Decades worth of extraction and systemic racism has caused detriment across communities and within our economy. When the experiences and worth of Black women, and other marginalized communities, are devalued, disempowered, or excluded, this negatively affects our collective ability to produce shared prosperity. There is no validity to race neutral economies or race neutral policies. If policymakers continue on their current course, we will remain stagnant as an economy and will pay dearly for ignoring the experiences and economic prospects of our most marginalized workers and communities.
As part of a July survey, Data for Progress tested two proposals that draw upon this framework. First, we asked voters if they would support the development of a jobs-creation program that would target workers at risk for long-term unemployment, particularly among Black Americans. We found high levels of support for this proposal. Overall, voters supported this proposal by a 38-percentage-point margin (60 percent support, 22 percent oppose). It enjoyed bipartisan support with majorities of both voters who self-identify as Democrat and Republican backing it. Both white and Black voters support the idea, as well as those both over and under the age of forty-five.
Next, we asked voters if they’d support the Federal Reserve targeting the Black, rather than more general, unemployment rate. We, again, found considerable support for this. Among all voters, it enjoyed a 12-point margin of support. We found that this proposal enjoys support among Democrats (61 percent support) and a not insubstantial number of Republicans (35 percent support). Both white and Black voters support the proposal as well as voters over and under the age of forty-five.
But if policymakers can reorient their thinking toward a “Black women best” framework, we can shift the economic worldview to include and elevate Black women and other people of color in ways that will benefit everyone. A “Black women best” ideology would lead to enacting deliberate strategies of inclusion to create a stronger economy so that our most marginalized can thrive. It would center Black women in conversations and policy actions. It would ensure that Black Women and their needs are centered -- they are being paid fairly, attaining new levels of education, surviving in hospitals, building wealth, and more.
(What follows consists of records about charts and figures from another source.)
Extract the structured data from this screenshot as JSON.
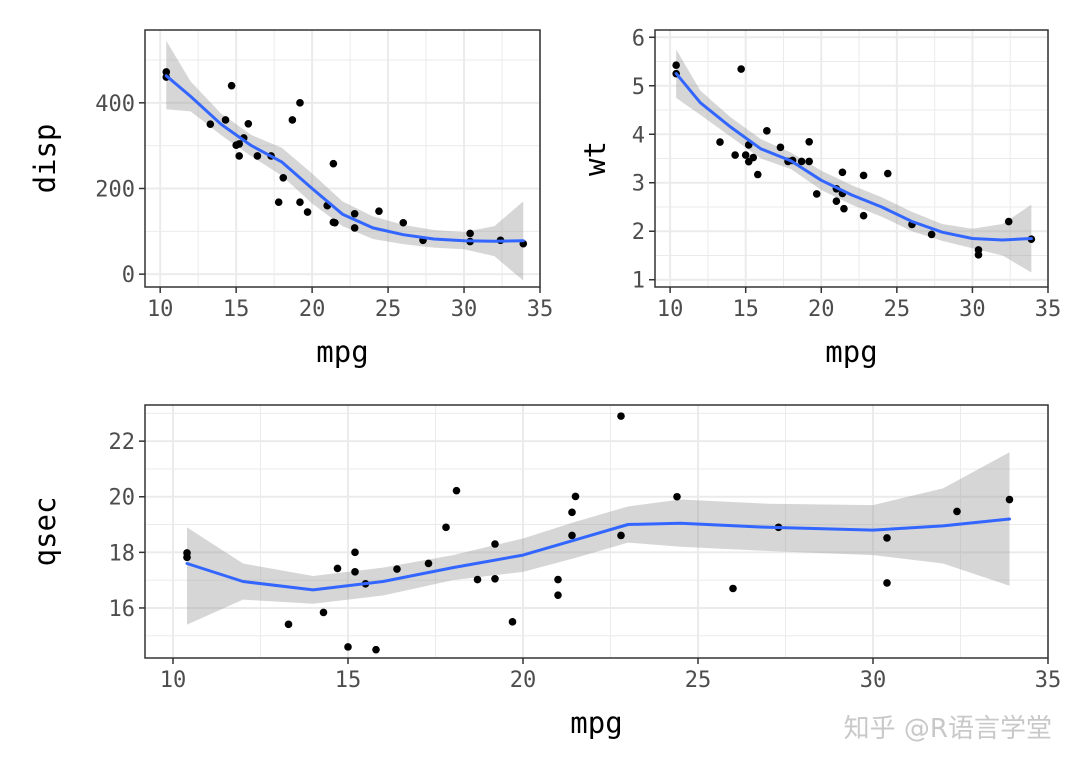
{
  "chart_data": [
    {
      "type": "scatter",
      "smoother": "loess with 95% confidence band",
      "xlabel": "mpg",
      "ylabel": "disp",
      "xlim": [
        9,
        35
      ],
      "ylim": [
        -30,
        570
      ],
      "xticks": [
        10,
        15,
        20,
        25,
        30,
        35
      ],
      "yticks": [
        0,
        200,
        400
      ],
      "colors": {
        "points": "#000000",
        "smooth_line": "#3366ff",
        "band": "#999999",
        "grid": "#ebebeb",
        "panel_border": "#333333"
      },
      "points": [
        [
          10.4,
          472
        ],
        [
          10.4,
          460
        ],
        [
          13.3,
          350
        ],
        [
          14.3,
          360
        ],
        [
          14.7,
          440
        ],
        [
          15.0,
          301
        ],
        [
          15.2,
          304
        ],
        [
          15.2,
          276
        ],
        [
          15.5,
          318
        ],
        [
          15.8,
          351
        ],
        [
          16.4,
          276
        ],
        [
          17.3,
          276
        ],
        [
          17.8,
          168
        ],
        [
          18.1,
          225
        ],
        [
          18.7,
          360
        ],
        [
          19.2,
          168
        ],
        [
          19.2,
          400
        ],
        [
          19.7,
          145
        ],
        [
          21.0,
          160
        ],
        [
          21.0,
          160
        ],
        [
          21.4,
          121
        ],
        [
          21.4,
          258
        ],
        [
          21.5,
          120
        ],
        [
          22.8,
          108
        ],
        [
          22.8,
          141
        ],
        [
          24.4,
          147
        ],
        [
          26.0,
          120
        ],
        [
          27.3,
          79
        ],
        [
          30.4,
          76
        ],
        [
          30.4,
          95
        ],
        [
          32.4,
          79
        ],
        [
          33.9,
          71
        ]
      ],
      "smooth": [
        [
          10.4,
          463
        ],
        [
          12,
          415
        ],
        [
          14,
          350
        ],
        [
          16,
          300
        ],
        [
          18,
          262
        ],
        [
          20,
          200
        ],
        [
          22,
          140
        ],
        [
          24,
          108
        ],
        [
          26,
          92
        ],
        [
          28,
          82
        ],
        [
          30,
          78
        ],
        [
          32,
          77
        ],
        [
          33.9,
          78
        ]
      ],
      "band_upper": [
        [
          10.4,
          545
        ],
        [
          12,
          450
        ],
        [
          14,
          375
        ],
        [
          16,
          325
        ],
        [
          18,
          295
        ],
        [
          20,
          235
        ],
        [
          22,
          170
        ],
        [
          24,
          135
        ],
        [
          26,
          115
        ],
        [
          28,
          103
        ],
        [
          30,
          98
        ],
        [
          32,
          112
        ],
        [
          33.9,
          170
        ]
      ],
      "band_lower": [
        [
          10.4,
          385
        ],
        [
          12,
          380
        ],
        [
          14,
          325
        ],
        [
          16,
          275
        ],
        [
          18,
          230
        ],
        [
          20,
          165
        ],
        [
          22,
          112
        ],
        [
          24,
          82
        ],
        [
          26,
          70
        ],
        [
          28,
          62
        ],
        [
          30,
          58
        ],
        [
          32,
          42
        ],
        [
          33.9,
          -15
        ]
      ]
    },
    {
      "type": "scatter",
      "smoother": "loess with 95% confidence band",
      "xlabel": "mpg",
      "ylabel": "wt",
      "xlim": [
        9,
        35
      ],
      "ylim": [
        0.85,
        6.15
      ],
      "xticks": [
        10,
        15,
        20,
        25,
        30,
        35
      ],
      "yticks": [
        1,
        2,
        3,
        4,
        5,
        6
      ],
      "colors": {
        "points": "#000000",
        "smooth_line": "#3366ff",
        "band": "#999999",
        "grid": "#ebebeb",
        "panel_border": "#333333"
      },
      "points": [
        [
          10.4,
          5.25
        ],
        [
          10.4,
          5.424
        ],
        [
          13.3,
          3.84
        ],
        [
          14.3,
          3.57
        ],
        [
          14.7,
          5.345
        ],
        [
          15.0,
          3.57
        ],
        [
          15.2,
          3.78
        ],
        [
          15.2,
          3.435
        ],
        [
          15.5,
          3.52
        ],
        [
          15.8,
          3.17
        ],
        [
          16.4,
          4.07
        ],
        [
          17.3,
          3.73
        ],
        [
          17.8,
          3.44
        ],
        [
          18.1,
          3.46
        ],
        [
          18.7,
          3.44
        ],
        [
          19.2,
          3.44
        ],
        [
          19.2,
          3.845
        ],
        [
          19.7,
          2.77
        ],
        [
          21.0,
          2.62
        ],
        [
          21.0,
          2.875
        ],
        [
          21.4,
          3.215
        ],
        [
          21.4,
          2.78
        ],
        [
          21.5,
          2.465
        ],
        [
          22.8,
          2.32
        ],
        [
          22.8,
          3.15
        ],
        [
          24.4,
          3.19
        ],
        [
          26.0,
          2.14
        ],
        [
          27.3,
          1.935
        ],
        [
          30.4,
          1.615
        ],
        [
          30.4,
          1.513
        ],
        [
          32.4,
          2.2
        ],
        [
          33.9,
          1.835
        ]
      ],
      "smooth": [
        [
          10.4,
          5.25
        ],
        [
          12,
          4.65
        ],
        [
          14,
          4.15
        ],
        [
          16,
          3.7
        ],
        [
          18,
          3.45
        ],
        [
          20,
          3.05
        ],
        [
          22,
          2.75
        ],
        [
          24,
          2.5
        ],
        [
          26,
          2.2
        ],
        [
          28,
          1.98
        ],
        [
          30,
          1.85
        ],
        [
          32,
          1.82
        ],
        [
          33.9,
          1.85
        ]
      ],
      "band_upper": [
        [
          10.4,
          5.75
        ],
        [
          12,
          4.9
        ],
        [
          14,
          4.35
        ],
        [
          16,
          3.9
        ],
        [
          18,
          3.62
        ],
        [
          20,
          3.25
        ],
        [
          22,
          2.95
        ],
        [
          24,
          2.7
        ],
        [
          26,
          2.4
        ],
        [
          28,
          2.15
        ],
        [
          30,
          2.05
        ],
        [
          32,
          2.15
        ],
        [
          33.9,
          2.55
        ]
      ],
      "band_lower": [
        [
          10.4,
          4.75
        ],
        [
          12,
          4.4
        ],
        [
          14,
          3.95
        ],
        [
          16,
          3.5
        ],
        [
          18,
          3.28
        ],
        [
          20,
          2.85
        ],
        [
          22,
          2.55
        ],
        [
          24,
          2.3
        ],
        [
          26,
          2.0
        ],
        [
          28,
          1.8
        ],
        [
          30,
          1.65
        ],
        [
          32,
          1.5
        ],
        [
          33.9,
          1.15
        ]
      ]
    },
    {
      "type": "scatter",
      "smoother": "loess with 95% confidence band",
      "xlabel": "mpg",
      "ylabel": "qsec",
      "xlim": [
        9.2,
        35
      ],
      "ylim": [
        14.2,
        23.3
      ],
      "xticks": [
        10,
        15,
        20,
        25,
        30,
        35
      ],
      "yticks": [
        16,
        18,
        20,
        22
      ],
      "colors": {
        "points": "#000000",
        "smooth_line": "#3366ff",
        "band": "#999999",
        "grid": "#ebebeb",
        "panel_border": "#333333"
      },
      "points": [
        [
          10.4,
          17.98
        ],
        [
          10.4,
          17.82
        ],
        [
          13.3,
          15.41
        ],
        [
          14.3,
          15.84
        ],
        [
          14.7,
          17.42
        ],
        [
          15.0,
          14.6
        ],
        [
          15.2,
          17.3
        ],
        [
          15.2,
          18.0
        ],
        [
          15.5,
          16.87
        ],
        [
          15.8,
          14.5
        ],
        [
          16.4,
          17.4
        ],
        [
          17.3,
          17.6
        ],
        [
          17.8,
          18.9
        ],
        [
          18.1,
          20.22
        ],
        [
          18.7,
          17.02
        ],
        [
          19.2,
          18.3
        ],
        [
          19.2,
          17.05
        ],
        [
          19.7,
          15.5
        ],
        [
          21.0,
          16.46
        ],
        [
          21.0,
          17.02
        ],
        [
          21.4,
          19.44
        ],
        [
          21.4,
          18.61
        ],
        [
          21.5,
          20.01
        ],
        [
          22.8,
          18.61
        ],
        [
          22.8,
          22.9
        ],
        [
          24.4,
          20.0
        ],
        [
          26.0,
          16.7
        ],
        [
          27.3,
          18.9
        ],
        [
          30.4,
          18.52
        ],
        [
          30.4,
          16.9
        ],
        [
          32.4,
          19.47
        ],
        [
          33.9,
          19.9
        ]
      ],
      "smooth": [
        [
          10.4,
          17.6
        ],
        [
          12,
          16.95
        ],
        [
          14,
          16.65
        ],
        [
          16,
          16.95
        ],
        [
          18,
          17.45
        ],
        [
          20,
          17.9
        ],
        [
          21.5,
          18.45
        ],
        [
          23,
          19.0
        ],
        [
          24.5,
          19.05
        ],
        [
          27,
          18.9
        ],
        [
          30,
          18.8
        ],
        [
          32,
          18.95
        ],
        [
          33.9,
          19.2
        ]
      ],
      "band_upper": [
        [
          10.4,
          18.9
        ],
        [
          12,
          17.6
        ],
        [
          14,
          17.15
        ],
        [
          16,
          17.45
        ],
        [
          18,
          17.9
        ],
        [
          20,
          18.5
        ],
        [
          21.5,
          19.1
        ],
        [
          23,
          19.65
        ],
        [
          24.5,
          19.9
        ],
        [
          27,
          19.75
        ],
        [
          30,
          19.7
        ],
        [
          32,
          20.3
        ],
        [
          33.9,
          21.6
        ]
      ],
      "band_lower": [
        [
          10.4,
          15.4
        ],
        [
          12,
          16.3
        ],
        [
          14,
          16.15
        ],
        [
          16,
          16.45
        ],
        [
          18,
          17.0
        ],
        [
          20,
          17.3
        ],
        [
          21.5,
          17.8
        ],
        [
          23,
          18.35
        ],
        [
          24.5,
          18.2
        ],
        [
          27,
          18.05
        ],
        [
          30,
          17.9
        ],
        [
          32,
          17.6
        ],
        [
          33.9,
          16.8
        ]
      ]
    }
  ],
  "watermark": "知乎 @R语言学堂"
}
And by doing so, it would ensure that the floor gets lifted for everyone, and the economy as a whole benefits from strong and widespread growth and prosperity.
Janelle Jones (@janellecj) is the Managing Director of Policy & Research, Groundwork Collaborative
Methodology
From July 10 through July 12, 2020, Data for Progress conducted a survey of 1,390 likely voters nationally using web-panel respondents. The sample was weighted to be representative of likely voters by age, gender, education, race, and voting history. The survey was conducted in English. The margin of error is +/- 2.6 percentage points.